On April 19, 1989, more than 30 teenagers from East Harlem roamed through Manhattan’s Central Park late at night, many of them engaging in various kinds of mayhem such as assaulting and robbing joggers and bicyclists the police soon entered the park in response to calls from victims and began making arrests. The basic facts of the case are well-known. But When They See Us, and the response to it, raises many other questions about perceptions of race and crime, attitudes toward sexual violence, and the way cultural attitudes have and haven’t changed over the last three decades. There are real questions about the film’s accuracy. The 72-year-old Fairstein, dropped by her publisher and pressured into resigning from several boards, has hit back in an interview and a Wall Street Journal op-ed, calling the film a “basket of lies.” The repercussions from the series, created by prominent African-American filmmaker Ava DuVernay, have included possibly fatal damage to the career and reputation of former sex crimes prosecutor Linda Fairstein, a onetime feminist hero recast as a racist villain.

#WHEN THEY SEE US TV#

This insincerity undermines the TV show's whole endeavor.The Netflix four-part miniseries When They See Us, a dramatization of the story of the Central Park Five-the black and Hispanic teenagers convicted in the 1989 rape of a white jogger in New York and later exonerated by a confession and DNA evidence-has revived intense interest in the 30-year-old case, which taps into the current political mood with its heightened sensitivity to racial issues.
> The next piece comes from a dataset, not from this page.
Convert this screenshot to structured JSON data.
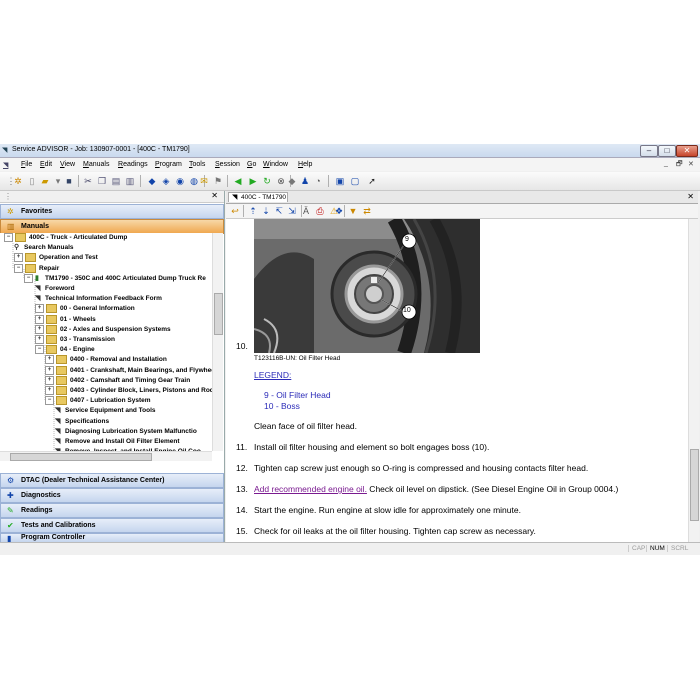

I also feel like I need to research what really happened, because it is clear that this TV show is more interested in influencing future elections and spinning socio-political myths than exploring any kind of truth. Having watched the four episodes, I am left believing that many African Americans have, in the past, been treated unfairly by the legal system and the police, but I already thought that. Personally I wish they were portrayed more realistically as most teenagers from all walks of life are more rebellious than the children depicted in this show. The actors did a fine job of portraying themselves as the most sheltered and innocently naive children ever to be allowed to walk freely in one of the most dangerous rape and murder capitals of the world. The problem with this TV show is that it has a clear political agenda that guides its loose relationship with real life events. This TV show should not be about Donald Trump. Although I do not agree with the death penalty, this seems like a Trump was reflecting the views of many fearful Americans wanting to help to stop the epidemic of terrible crimes striking New York such as this brutal rape in a public park. In response to a violent crime epidemic Trump called for harsher sentencing, the death penalty, and more police. What made me uncomfortable was the shoehorning in of references to Donald Trump, who was clearly unaware that the five boys were to be later found innocent of the crimes they had confessed to. As a drama and a piece of fiction, it is quite well made. What made me uncomfortable was the shoehorning in of references to Donald Trump, who was clearly unaware that This is a dramatized and fictionalized account of five cases of false imprisonment.

when they see us

This is a dramatized and fictionalized account of five cases of false imprisonment.